"Pleine Lune" de Stanislas Moussé : à la fois délirant et étrangement accueillant…
Le Tripode n’est pas un éditeur de Bandes Dessinées. Le fait qu’ils aient choisi de publier le travail de Stanislas Moussé n’est pas anodin : on n’est pas pleinement ici dans le domaine de la BD « traditionnelle », on a le sentiment en s’immergeant dans le monde magique, superbe et terrifiant à la fois de Pleine Lune de tenter une nouvelle expérience littéraire. Non pas que l’approche de Moussé soit totalement inédite, car les récits complexes sans paroles où le lecteur doit trouver sa voie par la seule grâce du dessin existent depuis longtemps (depuis toujours, en fait). Mais la précision maniaque, obsessionnelle sans doute, du graphisme tranche franchement avec ce qu’on connaît, et ce d’autant qu’il s’agit, paradoxalement, de raconter ici une sorte d’aventure d’heroic fantasy où des brigands volent des trésors avant d’être pourchassés par l’armée royale, et de se trouver finalement face à une menace bien plus grave que celle de la soldatesque : des monstres inimaginables (Lovecraft es-tu là ?) auxquels il est impossible d’échapper.
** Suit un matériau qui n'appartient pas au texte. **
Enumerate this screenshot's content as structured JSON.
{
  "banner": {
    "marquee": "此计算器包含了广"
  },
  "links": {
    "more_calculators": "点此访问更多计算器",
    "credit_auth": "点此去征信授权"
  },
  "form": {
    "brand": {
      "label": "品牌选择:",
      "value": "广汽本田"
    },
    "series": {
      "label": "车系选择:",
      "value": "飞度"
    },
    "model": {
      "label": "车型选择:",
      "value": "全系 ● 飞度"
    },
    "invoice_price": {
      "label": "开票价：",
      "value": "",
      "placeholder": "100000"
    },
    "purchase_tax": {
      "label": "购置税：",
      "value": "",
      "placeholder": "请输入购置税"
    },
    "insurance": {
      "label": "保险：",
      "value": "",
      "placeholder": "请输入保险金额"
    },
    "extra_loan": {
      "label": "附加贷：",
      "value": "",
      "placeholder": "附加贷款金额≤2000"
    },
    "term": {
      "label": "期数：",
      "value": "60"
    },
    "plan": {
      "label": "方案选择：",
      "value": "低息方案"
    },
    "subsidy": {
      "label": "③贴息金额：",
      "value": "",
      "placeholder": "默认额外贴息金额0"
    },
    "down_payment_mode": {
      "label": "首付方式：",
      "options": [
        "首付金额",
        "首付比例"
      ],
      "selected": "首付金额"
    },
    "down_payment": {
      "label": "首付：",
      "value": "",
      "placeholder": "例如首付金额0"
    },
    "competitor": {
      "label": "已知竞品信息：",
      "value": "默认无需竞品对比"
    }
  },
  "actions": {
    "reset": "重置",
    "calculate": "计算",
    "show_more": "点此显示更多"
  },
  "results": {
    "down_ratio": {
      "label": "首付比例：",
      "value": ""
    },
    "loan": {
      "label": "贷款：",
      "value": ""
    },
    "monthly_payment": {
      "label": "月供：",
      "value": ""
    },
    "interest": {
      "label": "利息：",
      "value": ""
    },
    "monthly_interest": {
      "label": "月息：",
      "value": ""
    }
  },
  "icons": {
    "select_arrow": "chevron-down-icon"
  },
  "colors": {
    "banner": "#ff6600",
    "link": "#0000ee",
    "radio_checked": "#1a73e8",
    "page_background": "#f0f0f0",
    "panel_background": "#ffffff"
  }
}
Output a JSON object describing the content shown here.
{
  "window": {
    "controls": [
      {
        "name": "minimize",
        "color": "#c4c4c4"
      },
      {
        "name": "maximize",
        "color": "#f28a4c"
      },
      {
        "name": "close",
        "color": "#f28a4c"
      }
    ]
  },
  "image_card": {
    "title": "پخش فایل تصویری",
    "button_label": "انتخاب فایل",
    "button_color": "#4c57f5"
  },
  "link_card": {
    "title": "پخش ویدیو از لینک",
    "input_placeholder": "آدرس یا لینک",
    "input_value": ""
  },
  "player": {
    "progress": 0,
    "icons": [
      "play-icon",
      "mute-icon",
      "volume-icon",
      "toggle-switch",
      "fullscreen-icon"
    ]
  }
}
Moussé, qui nous est présenté comme « apprenti-historien, ancien libraire, dessinateur autodidacte, gardien de vaches de combat suisses », n’en n’est pas à son coup d’essai, puisqu’on l’a découvert avec la trilogie de Longue Vie. Et il est permis de craindre que, l’effet de surprise passé, la plaisanterie fasse long feu. Si ce n’est pas le cas, c’est parce que Pleine Lune, même si l’on a régulièrement du mal à le déchiffrer (on a lu parfois que lire un Moussé, c’est comparable à se plonger dans un Où est Charlie ?…), est un beau et sauvage récit plein de poursuites, de violence sanglante, de terreur, avec des héros singuliers (et pas seulement parce qu’ils n’ont qu’un œil) : un colosse que nul ne peut stopper, son sidekick malin, une jeune femme qui ne s’en laisse pas compter quand elle affronte des barbares ou des monstres. Et il y encore un lapin qui fait aussi peur, sinon plus, que les créatures mythologiques habitant le ciel ou la lune, ou celles, plus terrestres mais tout aussi terrifiantes, qui vivent dans les creux des arbres d’une forêt interminable dans laquelle tout le monde de perd.
Tout cela réussit à être en même temps lourdement délirant – et on peut peut-être regretter le final totalement psychédélique qui perd le lecteur aux confins de la raison (même si c’est cohérent avec le « genre » dont est imprégné Pleine Lune), et accueillant : le lecteur doit entrer dans le détail de chaque dessin, et finit par se sentir « chez lui » dans ce labyrinthe où la structure de ce monde imaginaire – une structure qui paraît se déployer à l’infini – a acquis une sorte de précieuse solidité.
Pleine lune est donc un livre de malade grave (Moussé, perdu dans sa montagne suisse) qui n’est pas réservé aux malades graves : il pourrait même aider son lecteur à s’accrocher à sa raison, en passant des heures de sérénité à parcourir chaque buisson superbement symétrique, en oubliant complètement qu’à côté de lui, on s’étripe, on s’égorge, on se massacre, dans un drôle de bain de sang, finalement réduit à une simple anecdote par la beauté des images.